Israel’s capital Jerusalem, the spiritual capital of the world – is a people and a place of immense diversity, where a plurality of unity is somehow, almost miraculously, maintained. Perhaps this stems from Jewish tradition of agreeing to disagree,  (80% of the “Jewish Bible”, the Talmud, is people disagreeing with each other about the “right” way to worship God in various parts of life – but as a people they still stick together, for the most part.

I think one of the things that really separates Jews and Gentiles is the Jewish ability to make distinctions in everything. Ancient distinctions like: God/man, Jew/Gentile, Jewish, clean and unclean food, a separate day of rest, to modern distinctions in learning. IMHO, the Jewish talent for making distinctions is a key factor in why Jews are such a creative and innovative people who have contributed so much to humanity etc. I believe this “spirit of distinction” is the secret that amazingly preserved God’s people, Israel (as the Bible repeatedly calls them) without a national homeland for thousands of years. In 1948 when the country of Israel was revived from its glory days of Solomon’s temple and the Davidic Kingdom and and the miracle continues as we are now witnesses to this extraordinary event as God continues to regather His people, Israel, and Jerusalem is the center of it.

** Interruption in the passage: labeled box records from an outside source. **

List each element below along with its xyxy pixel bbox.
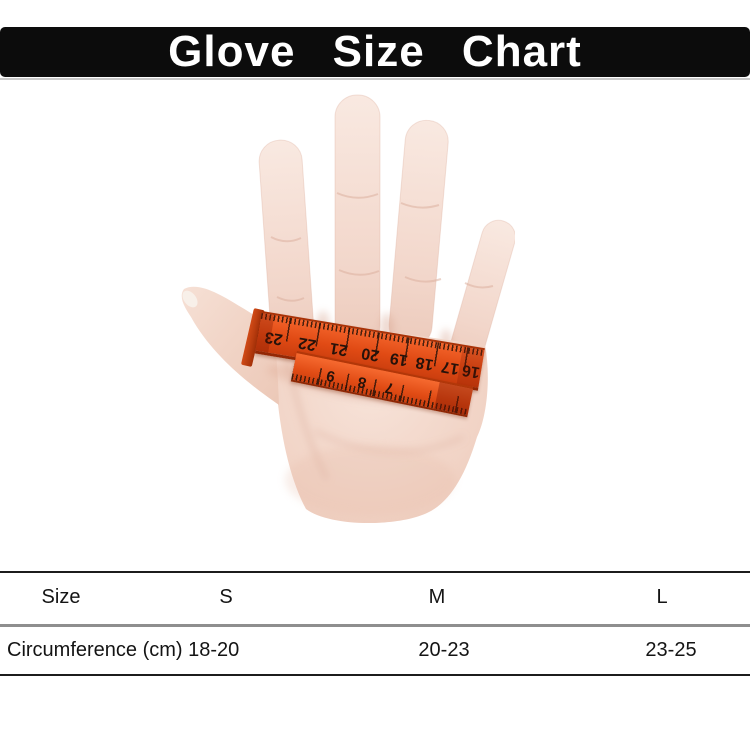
- ring-finger: [388, 119, 449, 348]
- table-header-size: Size: [41, 586, 81, 608]
- hand-illustration: [181, 94, 517, 524]
- tape-number: 21: [328, 338, 350, 359]
- table-header-l: L: [656, 586, 668, 608]
- fingers: [258, 94, 517, 369]
- circumference-value-l: 23-25: [645, 639, 697, 661]
- circumference-label: Circumference (cm): [7, 639, 183, 661]
- tape-number: 18: [414, 353, 435, 373]
- title-bar-shadow: [0, 78, 750, 80]
- table-divider-bottom: [0, 674, 750, 676]
- finger-creases: [270, 192, 494, 302]
- circumference-value-m: 20-23: [418, 639, 470, 661]
- tape-number: 22: [297, 333, 318, 354]
- table-header-m: M: [428, 586, 446, 608]
- circumference-value-s: 18-20: [188, 639, 240, 661]
- tape-number: 19: [388, 348, 410, 369]
- tape-number: 20: [360, 344, 381, 364]
- table-divider-top: [0, 571, 750, 573]
- palm-heel-shading: [285, 445, 455, 515]
- middle-finger: [334, 94, 381, 348]
- table-header-s: S: [219, 586, 233, 608]
- table-divider-middle: [0, 624, 750, 627]
- hand-photo: [165, 85, 517, 530]
- page-title: Glove Size Chart: [168, 27, 582, 76]
- thumbnail: [182, 290, 198, 308]
- table-row-circumference: Circumference (cm) 18-20: [7, 639, 239, 661]
- tape-shade-right: [434, 382, 473, 416]
- title-bar: Glove Size Chart: [0, 27, 750, 77]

Rest, aka sabbath, or shabbat in Hebrew, is amazing in Jerusalem because it is so quiet and peaceful in Jerusalem each day of shabbat, when the rest of the week is normally hectic, noisy and frenetic. It is amazing. One really neat thing to see is to go to the Wall just before sunset before shabbat and you will see thousands of Jews spontaneously singing and dancing as they welcome in the God given gift of shabbat. I’ve never seen anything like it anywhere else and I think its one of my favorite things to see in Jerusalem.

Shabbat is a marker of time. A full day of rest each week. God’s people Israel also maintain the world’s oldest calendar. Is it really the year 1431 as the Muslims say, or is it really 2010 as the Christians say or is it actually 5771 as God’s people Israel calculate?

Finally, perhaps the greatest thing about Jerusalem and being at the Wall is that one can see that unlike the Muslims and Christians who fence off their holy places like at Mecca (only Muslims allowed) and the Vatican (sealed like a fortress), is that the Wall is basically just a huge open air space for EVERYBODY. Its an open library for prayer and learning (lots of books) about the things of God. Open to all. Awesome, God!